Interestingly, in our cohort CRP levels at admission positively correlated with interstitial involvement. Therefore, patients with higher inflammatory burden during COVID-19 pneumonia may be more at risk to develop pulmonary sequelae. With this regard, a dose-response effect of CRP towards adverse outcomes in COVID-19 patients has been recently demonstrated.29 A median CRP value >108 mg/L was associated with a three-fold increased risk of death and critical illness and a two-fold higher risk of venous thromboembolism and acute kidney injury. The greatest risk for adverse outcomes was found in those patients showing increased levels of both CRP and D-dimer, further supporting the strong relationship between inflammation and thrombosis.16

Study Limitations

Our study has some strengths and some limitations.

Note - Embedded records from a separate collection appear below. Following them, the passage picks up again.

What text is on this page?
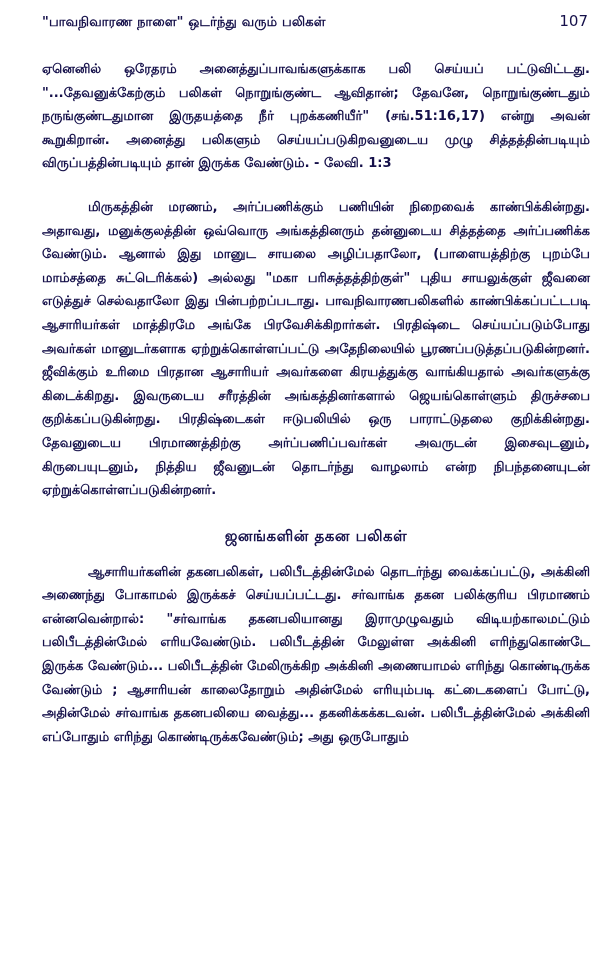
"பாவநிவாரண நாளை" ஒடர்ந்து வரும் பலிகள்	107

ஏனெனில் ஒரேதரம் அனைத்துப்பாவங்களுக்காக பலி செய்யப் பட்டுவிட்டது. "...தேவனுக்கேற்கும் பலிகள் நொறுங்குண்ட ஆவிதான்; தேவனே, நொறுங்குண்டதும் நருங்குண்டதுமான இருதயத்தை நீர் புறக்கணியீர்" (சங்.51:16,17) என்று அவன் கூறுகிறான். அனைத்து பலிகளும் செய்யப்படுகிறவனுடைய முழு சித்தத்தின்படியும் விருப்பத்தின்படியும் தான் இருக்க வேண்டும். - லேவி. 1:3

மிருகத்தின் மரணம், அர்ப்பணிக்கும் பணியின் நிறைவைக் காண்பிக்கின்றது. அதாவது, மனுக்குலத்தின் ஒவ்வொரு அங்கத்தினரும் தன்னுடைய சித்தத்தை அர்ப்பணிக்க வேண்டும். ஆனால் இது மானுட சாயலை அழிப்பதாலோ, (பாளையத்திற்கு புறம்பே மாம்சத்தை சுட்டெரிக்கல்) அல்லது "மகா பரிசுத்தத்திற்குள்" புதிய சாயலுக்குள் ஜீவனை எடுத்துச் செல்வதாலோ இது பின்பற்றப்படாது. பாவநிவாரணபலிகளில் காண்பிக்கப்பட்டபடி ஆசாரியர்கள் மாத்திரமே அங்கே பிரவேசிக்கிறார்கள். பிரதிஷ்டை செய்யப்படும்போது அவர்கள் மானுடர்களாக ஏற்றுக்கொள்ளப்பட்டு அதேநிலையில் பூரணப்படுத்தப்படுகின்றனர். ஜீவிக்கும் உரிமை பிரதான ஆசாரியர் அவர்களை கிரயத்துக்கு வாங்கியதால் அவர்களுக்கு கிடைக்கிறது. இவருடைய சரீரத்தின் அங்கத்தினர்களால் ஜெயங்கொள்ளும் திருச்சபை குறிக்கப்படுகின்றது. பிரதிஷ்டைகள் ஈடுபலியில் ஒரு பாராட்டுதலை குறிக்கின்றது. தேவனுடைய பிரமாணத்திற்கு அர்ப்பணிப்பவர்கள் அவருடன் இசைவுடனும், கிருபையுடனும், நித்திய ஜீவனுடன் தொடர்ந்து வாழலாம் என்ற நிபந்தனையுடன் ஏற்றுக்கொள்ளப்படுகின்றனர்.

ஜனங்களின் தகன பலிகள்

ஆசாரியர்களின் தகனபலிகள், பலிபீடத்தின்மேல் தொடர்ந்து வைக்கப்பட்டு, அக்கினி அணைந்து போகாமல் இருக்கச் செய்யப்பட்டது. சர்வாங்க தகன பலிக்குரிய பிரமாணம் என்னவென்றால்: "சர்வாங்க தகனபலியானது இராமுழுவதும் விடியற்காலமட்டும் பலிபீடத்தின்மேல் எரியவேண்டும். பலிபீடத்தின் மேலுள்ள அக்கினி எரிந்துகொண்டே இருக்க வேண்டும்... பலிபீடத்தின் மேலிருக்கிற அக்கினி அணையாமல் எரிந்து கொண்டிருக்க வேண்டும் ; ஆசாரியன் காலைதோறும் அதின்மேல் எரியும்படி கட்டைகளைப் போட்டு, அதின்மேல் சர்வாங்க தகனபலியை வைத்து... தகனிக்கக்கடவன். பலிபீடத்தின்மேல் அக்கினி எப்போதும் எரிந்து கொண்டிருக்கவேண்டும்; அது ஒருபோதும்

The major strength deals with the enrollment of a number of patients who have been adequately assessed for respiratory function. In particular, the availability of ABG analysis allows for a prompt evaluation of gas exchanges 3 months after COVID-19. One limitation is the absence of PFTs that might enrich the explanation about the persisting hypocapnia through the demonstration of a decreased lung diffusion capacity for carbon monoxide, as already shown in COVID-19 patients at the time of discharge.12 In addition, the retrospective nature and the limited number of patients recruited at a single center prevent from any definitive conclusions, but support the need for a more in depth follow-up evaluation of COVID-19 patients.

Conclusion

Patients with COVID-19 who recovered from acute SARS-CoV-2 infection present clinical sequelae. In particular, a substantial portion of them still have residual hypocapnia after 3 months. They also show persisting abnormal findings on chest HRCT scans, especially interstitial involvement, GGO, and fibrosis. While inflammatory biomarker levels completely normalized, signs of lung damage (eg, hypocapnia and radiologic abnormalities on CT scan) are still there, suggesting that SARS-CoV-2 stigma persist for a longer period. These findings should push the medical community to carefully evaluate COVID-19 patients, especially those who experienced a moderate-to-severe disease, in the short- and long-term to catch any early sign of respiratory failure that may arise months or years after the acute infection. Future studies on a large number of patients including all aspects of respiratory diagnostics are eagerly needed to know more in depth what COVID-19 patients experience after the initial SARS-CoV-2 infection.

Footnotes

Potential Competing Interests: Drs Bonaventura and Vecchié received a travel grant from Kiniksa Pharmaceuticals, Ltd. to attend the 2019 AHA Scientific Sessions and receive honoraria from Effetti s.r.l. (Milan, Italy) to collaborate on the medical website www.inflammology.org, outside the present work. The remaining authors no potential competing interests.